To exercise any of these rights, email privacy@forgerpa.com with your request and which right you want to exercise. We will respond within a reasonable time and, where a specific response deadline applies to us by law, within that deadline. We may need to verify your identity before fulfilling the request — typically by confirming the email address you used to interact with us. You may designate an authorized agent to make a request on your behalf; we will require written authorization from you and proof of the agent's identity before responding.

6.2 Do Not Sell or Share My Personal Information

Forge RPA does not sell your personal information and does not share it for cross-context behavioral advertising. This means we have no "sale" or "share" activity to opt out of — but you have the right to make the request, and we will confirm in writing that no such sale or share is occurring.
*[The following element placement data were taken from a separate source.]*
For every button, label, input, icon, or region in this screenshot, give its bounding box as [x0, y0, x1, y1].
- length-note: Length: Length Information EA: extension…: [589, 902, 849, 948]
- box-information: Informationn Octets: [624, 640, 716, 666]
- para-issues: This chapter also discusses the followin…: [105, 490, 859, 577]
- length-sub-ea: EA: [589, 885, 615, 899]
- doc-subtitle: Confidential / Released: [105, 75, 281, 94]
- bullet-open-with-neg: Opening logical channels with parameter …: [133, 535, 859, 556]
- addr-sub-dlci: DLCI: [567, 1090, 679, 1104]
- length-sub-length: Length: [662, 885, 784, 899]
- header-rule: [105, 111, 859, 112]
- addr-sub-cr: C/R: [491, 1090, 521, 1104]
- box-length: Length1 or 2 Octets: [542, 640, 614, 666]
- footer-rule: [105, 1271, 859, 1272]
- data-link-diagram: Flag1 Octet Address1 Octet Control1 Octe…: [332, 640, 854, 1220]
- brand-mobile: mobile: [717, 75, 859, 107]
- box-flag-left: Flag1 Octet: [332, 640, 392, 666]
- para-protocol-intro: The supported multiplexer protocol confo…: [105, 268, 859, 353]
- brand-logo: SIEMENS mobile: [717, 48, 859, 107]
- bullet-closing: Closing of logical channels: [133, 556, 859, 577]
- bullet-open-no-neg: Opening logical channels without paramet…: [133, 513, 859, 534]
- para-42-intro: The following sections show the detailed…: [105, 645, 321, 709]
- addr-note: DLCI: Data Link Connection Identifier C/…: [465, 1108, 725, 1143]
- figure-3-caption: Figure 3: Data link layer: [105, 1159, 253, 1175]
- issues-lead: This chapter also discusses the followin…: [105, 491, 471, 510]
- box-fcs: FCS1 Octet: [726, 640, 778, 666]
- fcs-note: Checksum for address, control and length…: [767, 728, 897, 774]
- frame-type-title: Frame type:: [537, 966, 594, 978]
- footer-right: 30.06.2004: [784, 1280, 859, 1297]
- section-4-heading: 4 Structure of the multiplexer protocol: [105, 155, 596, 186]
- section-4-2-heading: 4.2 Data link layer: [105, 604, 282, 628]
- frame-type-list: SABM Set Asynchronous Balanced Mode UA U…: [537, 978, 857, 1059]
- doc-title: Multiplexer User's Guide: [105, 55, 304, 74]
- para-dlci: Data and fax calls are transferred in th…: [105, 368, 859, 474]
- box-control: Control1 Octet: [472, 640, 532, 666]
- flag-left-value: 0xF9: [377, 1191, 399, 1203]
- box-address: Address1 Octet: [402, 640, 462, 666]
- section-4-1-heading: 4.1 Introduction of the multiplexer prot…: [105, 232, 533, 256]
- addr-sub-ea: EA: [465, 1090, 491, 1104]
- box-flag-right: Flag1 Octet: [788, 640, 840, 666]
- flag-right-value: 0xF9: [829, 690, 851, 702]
If you would like to submit a Do-Not-Sell-or-Share request anyway (for example, to formally document the no-sale status for your own records), email privacy@forgerpa.com with the subject line "Do Not Sell or Share — Forge RPA."

You can also signal opt-out preference automatically via the Global Privacy Control (GPC) browser setting. We honor GPC signals from supported browsers as a valid opt-out request.

7. Data Retention

Lead records (qualifier wizard submissions and Cal.com bookings): retained for up to five to six years from your last interaction with us — a period chosen to cover applicable statutes of limitation — after which they are deleted or anonymized. Contractual and billing records are retained as long as needed to meet tax, accounting, and other legal obligations, regardless of that window. If you become an active Forge RPA client, your contact records are governed by the engagement agreement signed at that point.

Analytics data (Google Analytics 4): standard retention of 14 months for event-level data. Aggregate, non-identifiable trend data may be retained longer.

Server logs: rolling 30-day retention for hosting and security purposes.

Backup copies: deletion requests propagate to our systems within 30 days. Backups containing your data are overwritten on a rolling 90-day cycle.

8. Data Security

We protect your information using industry-standard technical and organizational measures:

  • HTTPS / TLS encryption for all data in transit
  • Encryption at rest for all stored personal data
  • Access controls limiting who on the Forge RPA team can view what data
  • Multi-factor authentication on every administrative account
  • Annual review of access permissions and data flows

No method of transmission or storage is 100% secure. If we ever become aware of a security incident affecting your personal information, we will notify you and any required regulators in accordance with applicable law.

9. International Data Transfers

Forge RPA is headquartered in Texas, United States. Our service providers operate in the United States and other countries including the European Union. If you are accessing this site from outside the United States, your information may be transferred to, stored, and processed in the U.S. We rely on Standard Contractual Clauses and other lawful transfer mechanisms where required.

10. Changes to This Policy

We may update this Privacy Policy from time to time. Material changes will be flagged at the top of this page and, where required by law, notified by email to active prospects and clients. The "Last updated" date at the top of the policy reflects the most recent revision.

11. Contact Us

Questions, requests, or concerns about this Privacy Policy or how we handle your information:

Forge RPA, LLC
privacy@forgerpa.com
Frisco, Texas, United States

For privacy-specific requests, please put "Privacy Request" in the subject line so we can route it appropriately.

This Privacy Policy is provided in plain language for clarity. It does not create any contractual obligation beyond what is required by applicable law, and Forge RPA may revise it at any time as our practices or applicable law evolves. If any provision is found to be unenforceable in your jurisdiction, the remainder remains in effect.